The Circle of Fifths is one of the most powerful tools we half to represent our 12-tone system. By stacking perfect fifths you get all the notes in western music. Using the circle of fifths to show scales allows us to find very interesting properties of that scale, from determining key signatures, to finding all its related modes and symmetric properties of scale, and much more.
How to use the Circle of Fifths for Scales & Modes
- Choose a Scale and write the root on the top node (12 o’clock) of the circle
- Go around the circle (clockwise) and add all the other notes in our 12-tone system. Remember each node is a perfect fifth above the previous node.
- Mark the notes in the circle that belong to the scale and draw a polygon by joining the notes in the scale.
- Get the scale in all keys by rotating the note labels, without rotating the polygon, one node at a time.
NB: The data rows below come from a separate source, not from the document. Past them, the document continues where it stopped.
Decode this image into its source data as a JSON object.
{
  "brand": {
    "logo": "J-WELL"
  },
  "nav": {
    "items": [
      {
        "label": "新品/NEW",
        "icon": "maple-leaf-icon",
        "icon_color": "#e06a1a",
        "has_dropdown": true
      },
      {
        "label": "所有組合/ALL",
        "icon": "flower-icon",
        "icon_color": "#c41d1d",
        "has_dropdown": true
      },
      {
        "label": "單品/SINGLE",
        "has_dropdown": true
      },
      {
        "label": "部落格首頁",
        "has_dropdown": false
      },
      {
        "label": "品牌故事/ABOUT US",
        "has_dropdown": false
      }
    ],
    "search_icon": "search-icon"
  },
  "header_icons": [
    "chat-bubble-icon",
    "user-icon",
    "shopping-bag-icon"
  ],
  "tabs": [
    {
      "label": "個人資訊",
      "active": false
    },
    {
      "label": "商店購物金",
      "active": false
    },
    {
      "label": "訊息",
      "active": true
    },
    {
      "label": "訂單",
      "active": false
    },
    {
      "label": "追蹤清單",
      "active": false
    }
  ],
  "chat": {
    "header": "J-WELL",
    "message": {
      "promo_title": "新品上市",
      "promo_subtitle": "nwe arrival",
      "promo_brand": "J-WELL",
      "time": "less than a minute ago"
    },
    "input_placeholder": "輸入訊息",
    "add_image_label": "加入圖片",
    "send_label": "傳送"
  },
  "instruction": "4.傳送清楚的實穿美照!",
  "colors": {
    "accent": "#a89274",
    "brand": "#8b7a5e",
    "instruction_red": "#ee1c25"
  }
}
Make sure the top note in the circle is always a vertex of the polygon.
- Get all the related modes of a scale by rotating the entire circle, note-labels and polygon together, one node at a time. Make sure the top note in the circle is always a vertex of the polygon.
Finding All Scales in Music
This method was used in The Universal Encyclopedia of Scales to find all possible scales in music and organize them by groups of related modes and symmetry. Every group of related modes is shown in an page dedicated to that group, and each scale is shown in its own page in all keys: As music notation, on a piano keyboard and a guitar fretboard
The Universal Encyclopedia of Scales by mDecks Music was created by using a mapping technique that graphs scales over the circle of fifths.
This technique in conjunction with mathematical principles allowed us to reveal, organize and catalogue the entire universe of musical scales.
The Universal Encyclopedia of Scales contains all 2048 scales in music (2036 scales with three or more notes plus 12 scales of two notes also known as intervals.)
Since graphing allows us to determine which scales were related modes of each other, we were able to establish the amount of source scales of three or more notes which is 344 (not considering intervals which are trivial scales of two notes)
The amount of scales in music will never change. It will always be 2048 (in a twelve tone system). The catalogue ID used in the encyclopedia is also universal and eternal. Standard names for scales including the three other alternative names were created by using different naming techniques consistent with music theory (such as Omit, Add, Truncation, etc) that facilitate the recognition of a scale based on well-known scale names.